Of course, the absolute best way to get better at writing screenplays is simply by doing it. Writing and rewriting. Day in and day out. That's always been the case and always will be. But the importance of reading the screenplays of other writers should not be overlooked.

If you're eager to start reading screenplays, you need to understand that the positive effects of reading lots of them can take some time. It's a cumulative process. You might learn some great things right away from reading your first good (or not so good) screenplay but the real benefit is probably going to show up a bit further down the road.

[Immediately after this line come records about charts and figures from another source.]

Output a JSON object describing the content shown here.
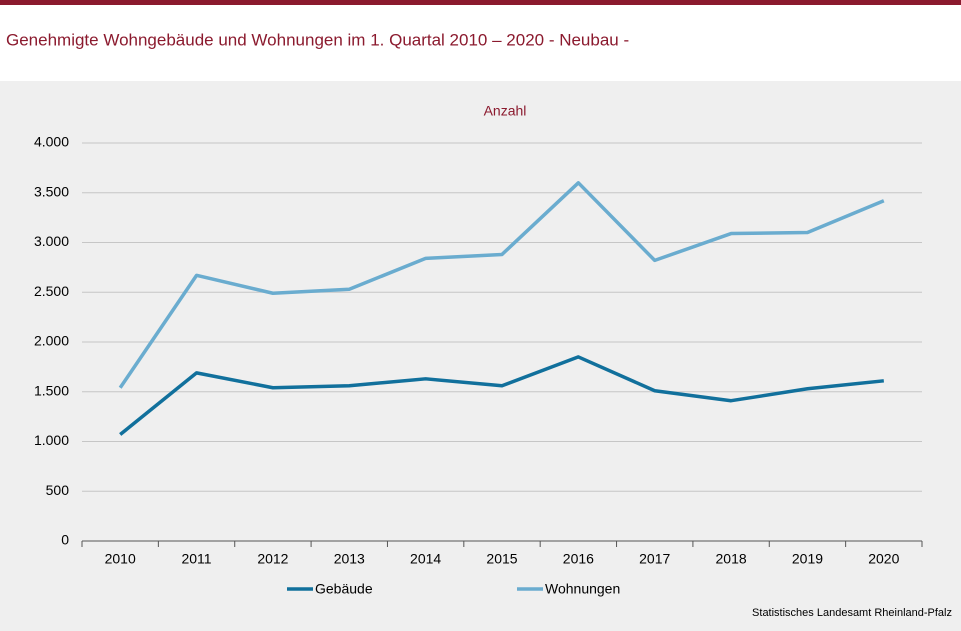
{
  "chart_data": {
    "type": "line",
    "title": "Genehmigte Wohngebäude und Wohnungen im 1. Quartal 2010 – 2020 - Neubau -",
    "y_label": "Anzahl",
    "source": "Statistisches Landesamt Rheinland-Pfalz",
    "categories": [
      "2010",
      "2011",
      "2012",
      "2013",
      "2014",
      "2015",
      "2016",
      "2017",
      "2018",
      "2019",
      "2020"
    ],
    "series": [
      {
        "name": "Gebäude",
        "color": "#11709c",
        "values": [
          1070,
          1690,
          1540,
          1560,
          1630,
          1560,
          1850,
          1510,
          1410,
          1530,
          1610
        ]
      },
      {
        "name": "Wohnungen",
        "color": "#6aaccf",
        "values": [
          1540,
          2670,
          2490,
          2530,
          2840,
          2880,
          3600,
          2820,
          3090,
          3100,
          3420
        ]
      }
    ],
    "ylim": [
      0,
      4000
    ],
    "yticks": [
      0,
      500,
      {
        "value": 1000,
        "label": "1.000"
      },
      {
        "value": 1500,
        "label": "1.500"
      },
      {
        "value": 2000,
        "label": "2.000"
      },
      {
        "value": 2500,
        "label": "2.500"
      },
      {
        "value": 3000,
        "label": "3.000"
      },
      {
        "value": 3500,
        "label": "3.500"
      },
      {
        "value": 4000,
        "label": "4.000"
      }
    ],
    "grid": true
  }
}
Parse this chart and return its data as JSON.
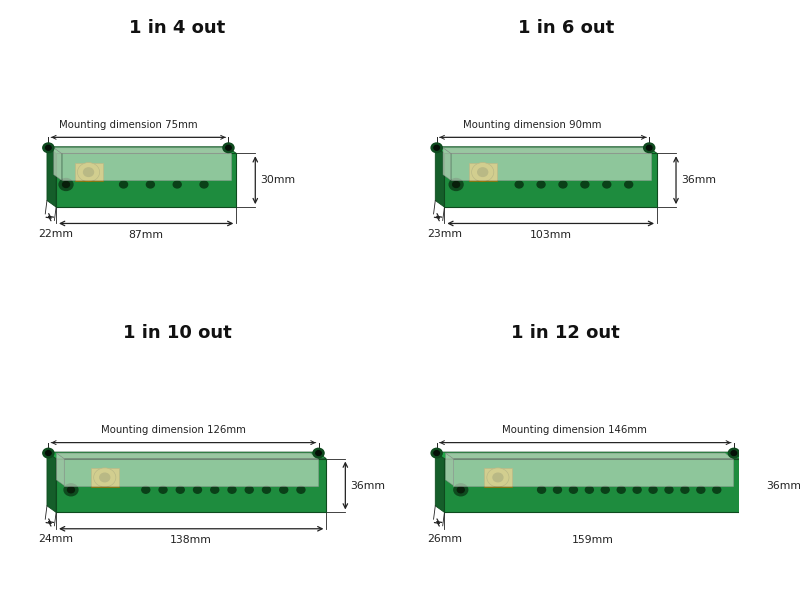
{
  "panels": [
    {
      "title": "1 in 4 out",
      "mounting_dim": "Mounting dimension 75mm",
      "width_mm": "87mm",
      "depth_mm": "22mm",
      "height_mm": "30mm",
      "num_holes": 4
    },
    {
      "title": "1 in 6 out",
      "mounting_dim": "Mounting dimension 90mm",
      "width_mm": "103mm",
      "depth_mm": "23mm",
      "height_mm": "36mm",
      "num_holes": 6
    },
    {
      "title": "1 in 10 out",
      "mounting_dim": "Mounting dimension 126mm",
      "width_mm": "138mm",
      "depth_mm": "24mm",
      "height_mm": "36mm",
      "num_holes": 10
    },
    {
      "title": "1 in 12 out",
      "mounting_dim": "Mounting dimension 146mm",
      "width_mm": "159mm",
      "depth_mm": "26mm",
      "height_mm": "36mm",
      "num_holes": 12
    }
  ],
  "bg_color": "#ffffff",
  "title_fontsize": 13,
  "green_front": "#1e8c3e",
  "green_top": "#22a848",
  "green_side": "#155e2a",
  "green_dark": "#0e4a1e",
  "cover_front": "#c8dfc8",
  "cover_top": "#b0ccb0",
  "gold_color": "#c8a020",
  "gold_dark": "#8a6a08",
  "dim_color": "#222222",
  "text_color": "#111111",
  "hole_color": "#0a4018"
}
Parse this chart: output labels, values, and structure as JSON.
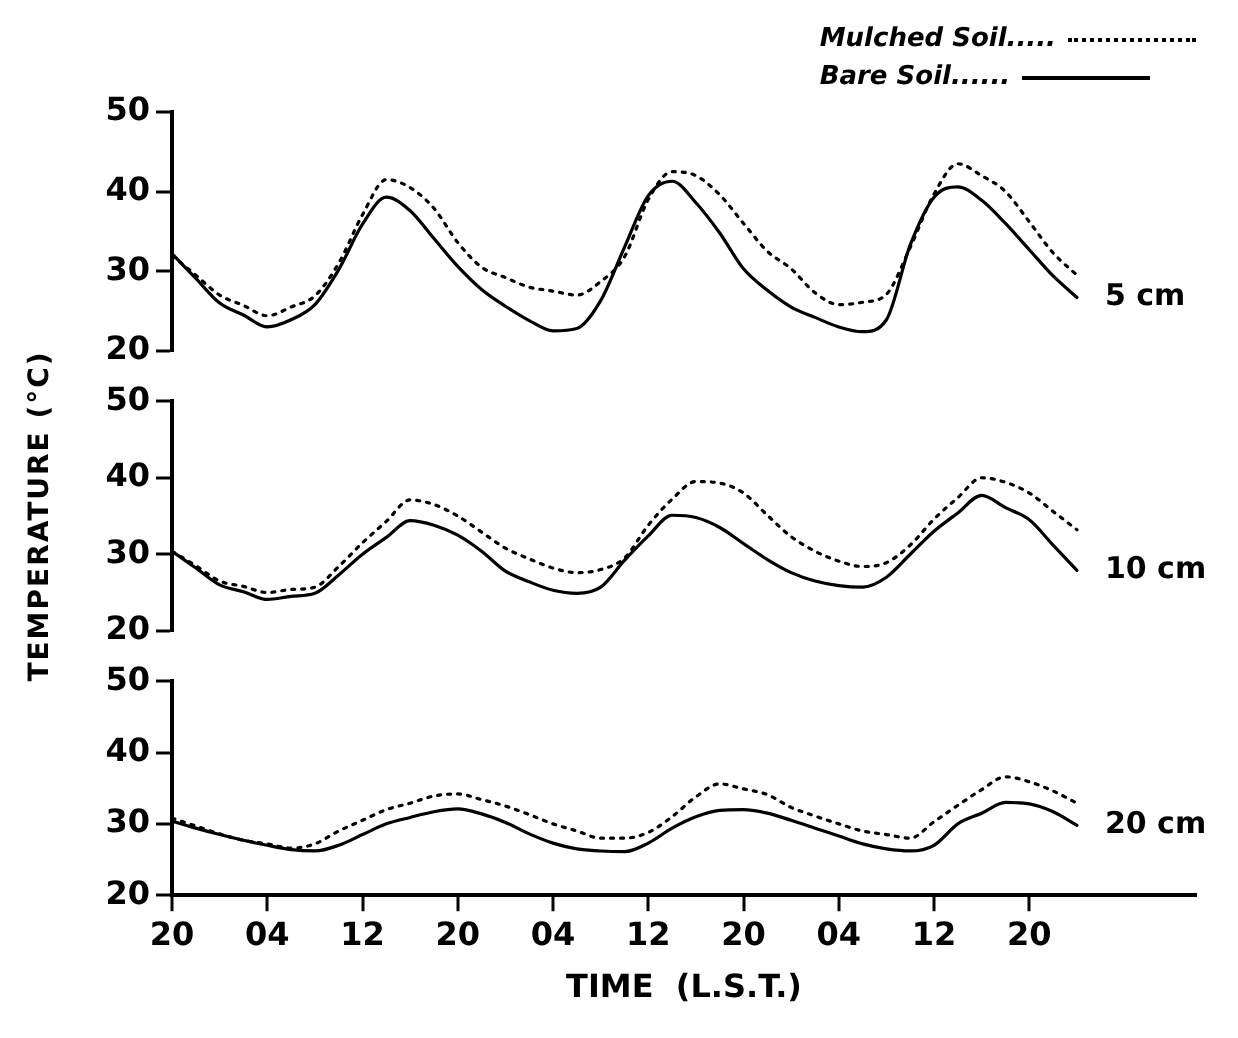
{
  "chart_data": [
    {
      "type": "line",
      "legend": "top right",
      "tick_labels": "y",
      "grid": false,
      "marker": "none",
      "annotations": [
        "5 cm"
      ],
      "categories": [
        "20",
        null,
        null,
        null,
        "04",
        null,
        null,
        null,
        "12",
        null,
        null,
        null,
        "20",
        null,
        null,
        null,
        "04",
        null,
        null,
        null,
        "12",
        null,
        null,
        null,
        "20",
        null,
        null,
        null,
        "04",
        null,
        null,
        null,
        "12",
        null,
        null,
        null,
        "20",
        null,
        null,
        null,
        null,
        null,
        null,
        null
      ],
      "ylim": [
        20,
        50
      ],
      "yticks": [
        20,
        30,
        40,
        50
      ],
      "series": [
        {
          "name": "Mulched Soil.....",
          "color": "#000000",
          "line_style": "dotted",
          "values": [
            32,
            29.5,
            27,
            25.7,
            24.4,
            25.5,
            26.9,
            31,
            37.1,
            41.5,
            40.5,
            37.9,
            33.6,
            30.5,
            29.2,
            28,
            27.5,
            27,
            28.7,
            31.8,
            39,
            42.5,
            42,
            39.6,
            36,
            32.5,
            30.3,
            27.3,
            25.8,
            26.1,
            27.1,
            33,
            39.7,
            43.5,
            42,
            40,
            36.2,
            32.3,
            29.5,
            null,
            null,
            null,
            null,
            null
          ]
        },
        {
          "name": "Bare Soil......",
          "color": "#000000",
          "line_style": "solid",
          "values": [
            32.2,
            29.1,
            26,
            24.5,
            23,
            23.9,
            25.8,
            30.2,
            35.9,
            39.3,
            37.6,
            34.1,
            30.6,
            27.7,
            25.6,
            23.8,
            22.5,
            22.8,
            26.3,
            33,
            39.5,
            41.3,
            38.6,
            34.8,
            30.3,
            27.6,
            25.5,
            24.2,
            23,
            22.4,
            23.9,
            33.3,
            39.3,
            40.6,
            38.9,
            36,
            32.7,
            29.4,
            26.7,
            null,
            null,
            null,
            null,
            null
          ]
        }
      ]
    },
    {
      "type": "line",
      "tick_labels": "y",
      "grid": false,
      "marker": "none",
      "ylabel": "TEMPERATURE (°C)",
      "annotations": [
        "10 cm"
      ],
      "categories": [
        "20",
        null,
        null,
        null,
        "04",
        null,
        null,
        null,
        "12",
        null,
        null,
        null,
        "20",
        null,
        null,
        null,
        "04",
        null,
        null,
        null,
        "12",
        null,
        null,
        null,
        "20",
        null,
        null,
        null,
        "04",
        null,
        null,
        null,
        "12",
        null,
        null,
        null,
        "20",
        null,
        null,
        null,
        null,
        null,
        null,
        null
      ],
      "ylim": [
        20,
        50
      ],
      "yticks": [
        20,
        30,
        40,
        50
      ],
      "series": [
        {
          "color": "#000000",
          "line_style": "dotted",
          "values": [
            30.4,
            28.5,
            26.5,
            25.8,
            25,
            25.4,
            25.7,
            28.4,
            31.5,
            34.3,
            37.1,
            36.5,
            35,
            32.9,
            30.8,
            29.4,
            28.2,
            27.6,
            28,
            29.5,
            33.8,
            37.2,
            39.5,
            39.3,
            38,
            35.1,
            32.3,
            30.4,
            29.1,
            28.4,
            28.9,
            31.2,
            34.6,
            37.4,
            40,
            39.4,
            38,
            35.6,
            33.2,
            null,
            null,
            null,
            null,
            null
          ]
        },
        {
          "color": "#000000",
          "line_style": "solid",
          "values": [
            30.4,
            28.2,
            26,
            25.1,
            24.1,
            24.5,
            24.9,
            27.3,
            30,
            32.2,
            34.4,
            33.8,
            32.5,
            30.4,
            27.8,
            26.4,
            25.3,
            24.9,
            25.7,
            29.2,
            32.4,
            35.1,
            34.8,
            33.5,
            31.4,
            29.3,
            27.6,
            26.5,
            25.9,
            25.7,
            27,
            30,
            33,
            35.4,
            37.7,
            36.1,
            34.5,
            31.2,
            27.9,
            null,
            null,
            null,
            null,
            null
          ]
        }
      ]
    },
    {
      "type": "line",
      "grid": false,
      "marker": "none",
      "xlabel": "TIME  (L.S.T.)",
      "annotations": [
        "20 cm"
      ],
      "categories": [
        "20",
        null,
        null,
        null,
        "04",
        null,
        null,
        null,
        "12",
        null,
        null,
        null,
        "20",
        null,
        null,
        null,
        "04",
        null,
        null,
        null,
        "12",
        null,
        null,
        null,
        "20",
        null,
        null,
        null,
        "04",
        null,
        null,
        null,
        "12",
        null,
        null,
        null,
        "20",
        null,
        null,
        null,
        null,
        null,
        null,
        null
      ],
      "ylim": [
        20,
        50
      ],
      "yticks": [
        20,
        30,
        40,
        50
      ],
      "series": [
        {
          "color": "#000000",
          "line_style": "dotted",
          "values": [
            30.8,
            29.7,
            28.6,
            27.7,
            27.2,
            26.6,
            27.2,
            29,
            30.5,
            32,
            32.9,
            33.9,
            34.2,
            33.4,
            32.5,
            31.3,
            30,
            29,
            28,
            28,
            28.8,
            31,
            33.8,
            35.6,
            34.9,
            34.1,
            32.3,
            31.1,
            30,
            29,
            28.5,
            28,
            30.3,
            32.6,
            34.8,
            36.6,
            35.9,
            34.6,
            32.9,
            null,
            null,
            null,
            null,
            null
          ]
        },
        {
          "color": "#000000",
          "line_style": "solid",
          "values": [
            30.4,
            29.4,
            28.5,
            27.7,
            27,
            26.4,
            26.2,
            27,
            28.5,
            30,
            30.9,
            31.7,
            32.1,
            31.4,
            30.2,
            28.6,
            27.3,
            26.5,
            26.2,
            26.1,
            27.3,
            29.4,
            31,
            31.9,
            32,
            31.5,
            30.5,
            29.4,
            28.3,
            27.2,
            26.5,
            26.2,
            27,
            30,
            31.5,
            33,
            32.8,
            31.7,
            29.8,
            null,
            null,
            null,
            null,
            null
          ]
        }
      ]
    }
  ]
}
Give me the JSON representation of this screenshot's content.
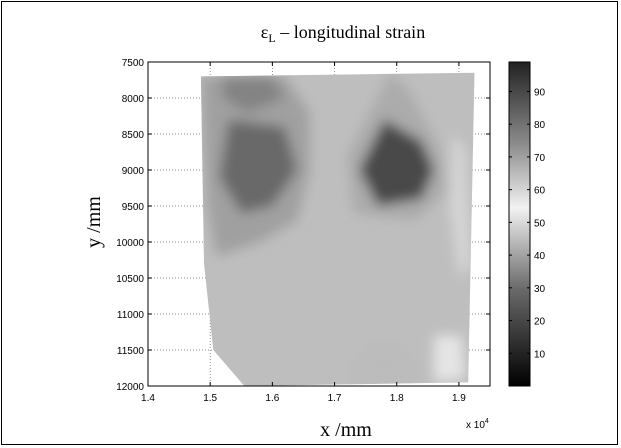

AMERICAN BEAUTY was the first script I picked up after making the decision to try screenwriting seriously. I read it and reread it. I could come away from that script and see instantly where my own script was lacking. I learned a lot about formatting. It's a heck of an example to compare your work to. But it wasn't until much later, after I had read large amounts of vastly different works, works as different from one another as ADAPTATION and GROUNDHOG DAY, that the light really came on. It's a phenomenon you hear people talk about again and again but you never really understand it until it happens to you.

I still watch lots of movies. I've also learned quite a bit from some of those "how-to" books (Robert McKee's STORY and Lajos Egri's THE ART OF DRAMATIC WRITING have been particularly helpful to me) but I make it a priority now to read one or two scripts a week.

As a more established screenwriter once said in his blog: "One script a week is fifty-two a year!"